Der Zugriff auf Handy-PIN und PUK durch Strafverfolgungs- und Sicherheitsbehörden sowie die Zuordnung von dynamischen IP-Adressen zu bestimmten Personen wird in Zukunft nur noch unter erschwerten Bedingungen möglich sein. Die Einführung von IPv6 könnte in Zukunft noch weitere Vorschriften wackeln lassen. Einem Recht auf anonyme Kommunikation hat das Gericht allerdings eine Absage erteilt.
Der Inhalt im Überblick
Speicherung und Herausgabe von Nutzerdaten verfassungswidrig
Zumindest einen Teilerfolg erzielten die Beschwerdeführer in einem Verfahren (BvR 1299/05) vor dem Bundesverfassungsgericht, in dem heute das Urteil verkündet wurde. Die Beschwerde richtete sich gegen die §§ 111-113 des Telekommunikationsgesetzes (TKG), in denen die Speicherung und die Herausgabe von diversen Nutzerdaten an Staatsorgane geregelt sind.
§ 113 Abs. 1 S. 2 TKG ist nach der heutigen Entscheidung verfassungswidrig. Diese Vorschrift regelt die Pflicht von Telekommunikationsdiensteanbietern, über bestimmte Daten Auskunft zu geben, mit deren Hilfe der Zugriff auf Endgeräte oder Speichereinrichtungen möglich ist. Auf Verlangen von Strafverfolgungs- oder Sicherheitsbehörden mussten die Diensteanbieter diese Daten bislang im sog. manuellen Auskunftsverfahren herausgeben. Umfasst waren davon beispielsweise PIN und PUK als Zugriffssicherung bei Mobiltelefonen.
Das Bundesverfassungsgericht hat diesem einfachen Zugriff heute einen Riegel vorgeschoben. Bislang war es praktisch so, dass die Behörden die Daten auch dann abfragen konnten, wenn sie mangels Ermächtigung die Daten gar nicht zum Zugriff auf das entsprechende Endgerät nutzen durften.
Das Lawblog meint dazu:
„Die Behörden können also bisher Schlüssel für Räume verlangen, die sie gar nicht betreten dürfen. Ein offensichtlicher Wildwuchs im Rahmen der Überwachungsgesetze.“
Bis Mitte 2013 hat das Gericht dem Gesetzgeber Zeit gelassen, eine Neuregelung in diesem Punkt herbei zu führen, solange gilt die aktuelle Fassung weiter.
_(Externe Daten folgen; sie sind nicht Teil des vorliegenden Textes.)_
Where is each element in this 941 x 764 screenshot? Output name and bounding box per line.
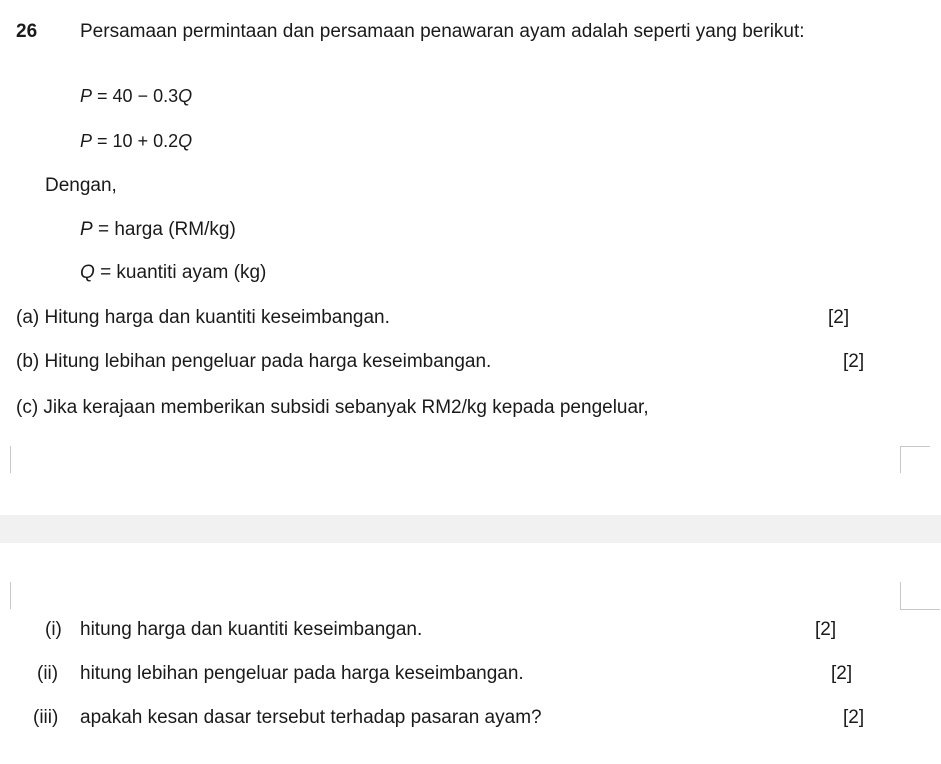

Zuordnung dynamischer IP-Adressen
Klargestellt hat das Gericht außerdem, dass § 113 Abs. 1 S. 1 TKG keine hinreichende Grundlage für eine Zuordnung darstellt, wer zu einem bestimmten Zeitpunkt eine dynamische IP-Adresse genutzt hat.
„§ 113 Abs. 1 Satz 1 TKG bedarf weiterhin der verfassungskonformen Auslegung dahin, dass in ihm keine Rechtsgrundlage für die Zuordnung von dynamischen IP-Adressen gesehen werden kann.“
Diese Zuordnung ist nur unter Rückgriff auf Verkehrsdaten möglich und unterfällt daher dem Telekommunikationsgeheimnis.
Eine überraschende wie wünschenswerte Aussage der Karlsruher Richter. Auch hier wird eine Übergangsfrist bis Mitte 2013 eingeräumt. Ob dann nur die formalen Fehler beseitigt werden und damit dem Zitiergebot des Grundgesetzes genüge getan wird oder ob vielleicht sogar ein Richtervorbehalt ergänzt wird, bleibt abzuwarten.
Kein Recht auf anonyme Kommunikation
Eine Absage haben die Richter dem Wunsch nach anonymer Kommunikation beim Kauf einer Prepaid-Karte erteilt. Im Gegensatz zu 21 anderen Ländern in der EU ist Deutschland scheinbar so in seiner Sicherheit bedroht, dass jeder Inhaber eines Mobiltelefons identifizierbar sein muss. Die Beschwerdeführer wollen ihr Verfahren in diesem Punkt beim Europäischen Gerichtshof für Menschenrechte weiter betreiben. Schauen wir mal, was der dazu sagt.